Catégorie(s) : Animation en classe Témoignage d'auteur
Commentaires de nos lecteurs
19 janvier, 2010 - 08:36 — Anonyme
Voilà une belle façon d'amener les jeunes à faire des inférences. La motivation vient du désir de comprendre l'histoire et les jeunes réinvestiront davantage leurs stratégies de lecture par la suite. La satisfaction ressentie à la suite de cette lecture doit sans aucun doute accroître le sentiment de compétence et la confiance de l'élève.
26 juin, 2009 - 08:00 — cathy Girard
Je suis très interpellée par ce que je viens de lire puisque je travaille avec des élèves en difficultés et la lecture est presque toujours leur problème principal. On tente plusieurs solutions qui fonctionnent une année et pas l’autre. Cette année j’ai pris l’habitude de faire la lecture à mes élèves pour leur donner le goût de poursuivre ce livre. Pour compte j’aimerais bien connaître les trucs nommés plus haut.
26 juin, 2009 - 17:36 — Nancy Pelletier
Je crois effectivement que nous n’enseignons pas assez ces stratégies à nos jeunes…. Des enfants me disent souvent que leurs parents veulent qu’ils apportent des livres avec plus de textes, moins d’images (car les livres avec beaucoup d’images sont pour les “bébé”…) Les parents devraient bénéficier également de l’enseignement de ces stratégies afin de mieux guider leurs enfants.
25 juin, 2009 - 12:55 — Dominique Cadeau
Ce livre m’apparaît vraiment intéressant et surtout pour les lecteurs qui ont de a difficulté à déduire des informations, à faire des inférences.

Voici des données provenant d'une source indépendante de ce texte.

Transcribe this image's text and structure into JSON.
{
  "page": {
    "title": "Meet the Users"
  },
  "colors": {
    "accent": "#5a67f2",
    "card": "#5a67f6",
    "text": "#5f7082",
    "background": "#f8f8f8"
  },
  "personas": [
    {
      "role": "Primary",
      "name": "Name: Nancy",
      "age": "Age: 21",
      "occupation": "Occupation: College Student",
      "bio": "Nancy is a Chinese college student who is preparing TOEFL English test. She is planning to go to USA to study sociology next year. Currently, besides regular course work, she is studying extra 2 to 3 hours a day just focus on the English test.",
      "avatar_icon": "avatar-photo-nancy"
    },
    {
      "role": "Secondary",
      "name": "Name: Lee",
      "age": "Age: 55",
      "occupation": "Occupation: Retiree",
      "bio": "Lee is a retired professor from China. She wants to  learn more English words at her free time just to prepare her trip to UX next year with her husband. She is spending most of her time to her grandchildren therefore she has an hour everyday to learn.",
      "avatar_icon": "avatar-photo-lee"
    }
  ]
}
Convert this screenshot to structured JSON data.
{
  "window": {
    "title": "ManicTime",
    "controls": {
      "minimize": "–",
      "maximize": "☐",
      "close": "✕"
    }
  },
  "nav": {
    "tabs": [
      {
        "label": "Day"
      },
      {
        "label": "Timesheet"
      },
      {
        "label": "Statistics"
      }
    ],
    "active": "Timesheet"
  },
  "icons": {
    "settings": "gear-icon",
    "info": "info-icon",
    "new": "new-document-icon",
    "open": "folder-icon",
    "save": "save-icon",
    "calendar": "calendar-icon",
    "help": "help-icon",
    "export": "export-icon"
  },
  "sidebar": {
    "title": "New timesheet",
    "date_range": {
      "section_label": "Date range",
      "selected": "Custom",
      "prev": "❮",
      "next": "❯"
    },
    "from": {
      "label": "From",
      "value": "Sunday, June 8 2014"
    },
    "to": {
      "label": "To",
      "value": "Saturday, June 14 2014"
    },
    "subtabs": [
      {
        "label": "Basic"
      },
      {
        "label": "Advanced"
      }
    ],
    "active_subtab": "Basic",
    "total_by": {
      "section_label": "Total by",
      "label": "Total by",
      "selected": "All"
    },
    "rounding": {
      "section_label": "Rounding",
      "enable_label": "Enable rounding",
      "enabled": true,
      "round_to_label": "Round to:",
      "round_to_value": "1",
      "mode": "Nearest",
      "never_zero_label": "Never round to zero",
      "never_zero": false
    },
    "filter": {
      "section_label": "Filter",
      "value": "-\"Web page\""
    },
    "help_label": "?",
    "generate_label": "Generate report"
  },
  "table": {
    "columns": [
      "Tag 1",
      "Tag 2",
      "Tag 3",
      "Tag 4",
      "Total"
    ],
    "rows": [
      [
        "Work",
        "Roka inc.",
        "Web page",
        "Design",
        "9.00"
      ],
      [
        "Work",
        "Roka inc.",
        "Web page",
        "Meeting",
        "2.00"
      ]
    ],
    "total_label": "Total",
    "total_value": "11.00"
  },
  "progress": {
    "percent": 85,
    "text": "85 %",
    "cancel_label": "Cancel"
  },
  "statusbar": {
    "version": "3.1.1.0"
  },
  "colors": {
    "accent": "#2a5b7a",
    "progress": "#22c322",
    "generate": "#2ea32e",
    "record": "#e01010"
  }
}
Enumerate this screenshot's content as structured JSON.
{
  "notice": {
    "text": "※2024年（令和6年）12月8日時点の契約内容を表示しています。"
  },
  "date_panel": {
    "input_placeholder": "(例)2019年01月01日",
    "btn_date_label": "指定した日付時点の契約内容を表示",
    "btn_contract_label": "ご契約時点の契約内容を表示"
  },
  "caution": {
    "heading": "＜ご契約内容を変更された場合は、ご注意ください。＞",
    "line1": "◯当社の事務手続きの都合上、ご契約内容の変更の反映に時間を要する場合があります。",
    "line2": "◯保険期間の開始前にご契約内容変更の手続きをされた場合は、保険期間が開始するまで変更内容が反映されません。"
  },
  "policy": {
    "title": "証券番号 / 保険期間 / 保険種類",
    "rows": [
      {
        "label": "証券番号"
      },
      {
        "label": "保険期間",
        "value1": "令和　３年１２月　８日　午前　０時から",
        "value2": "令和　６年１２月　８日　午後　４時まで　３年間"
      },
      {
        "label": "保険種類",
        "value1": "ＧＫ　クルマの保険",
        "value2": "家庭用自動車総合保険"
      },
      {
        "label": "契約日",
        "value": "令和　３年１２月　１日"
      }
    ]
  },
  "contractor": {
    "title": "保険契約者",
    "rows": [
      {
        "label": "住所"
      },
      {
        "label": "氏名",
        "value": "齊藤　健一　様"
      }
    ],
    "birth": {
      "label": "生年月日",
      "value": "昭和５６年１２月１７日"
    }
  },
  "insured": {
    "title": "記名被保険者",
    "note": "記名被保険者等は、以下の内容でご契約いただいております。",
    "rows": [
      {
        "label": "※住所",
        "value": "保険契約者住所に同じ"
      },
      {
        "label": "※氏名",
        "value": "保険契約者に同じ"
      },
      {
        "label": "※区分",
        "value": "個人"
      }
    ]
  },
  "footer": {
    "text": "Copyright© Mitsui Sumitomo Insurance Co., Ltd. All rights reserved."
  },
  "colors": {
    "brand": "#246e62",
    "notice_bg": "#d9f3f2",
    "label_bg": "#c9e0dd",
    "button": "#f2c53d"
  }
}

Lire n’est pas toujours un processus facile, mais quand le lecteur a en tête une certaine recherche de sens, il me semble que ce ne peut être que favorable pour sa motivation.
20 juin, 2009 - 09:02 — Mélina Cliche
Peut-être, en tant qu’enseignantes, n’enseignons-nous pas suffisamment à nos élèves comment choisir un livre qui leur convienne ? Car plusieurs laissent le hasard en décider et c’est là que la grosseur du livre devient un critère. Cette année, pour chaque période de bibliothèque, j’ai réservé 15 minutes à l’enseignement de stratégies pour bien choisir un livre (ex. : la technique des 5 doigts, prendre une page au hasard et la lire, dénicher la grosseur de typographie qui me convient, étudier les genres littéraires qui existent et ceux que j’apprécie, etc.) Pourquoi chercher à lire de gros livres ? Pourquoi ne pas tout simplement lire pour le plaisir !!!
18 juin, 2009 - 12:25 — Louise Jobidon
Effectivement, les jeunes et leurs parents croient être de bons lecteurs car ils lisent (décodent) de gros volumes. La compréhension n’est pas toujours là.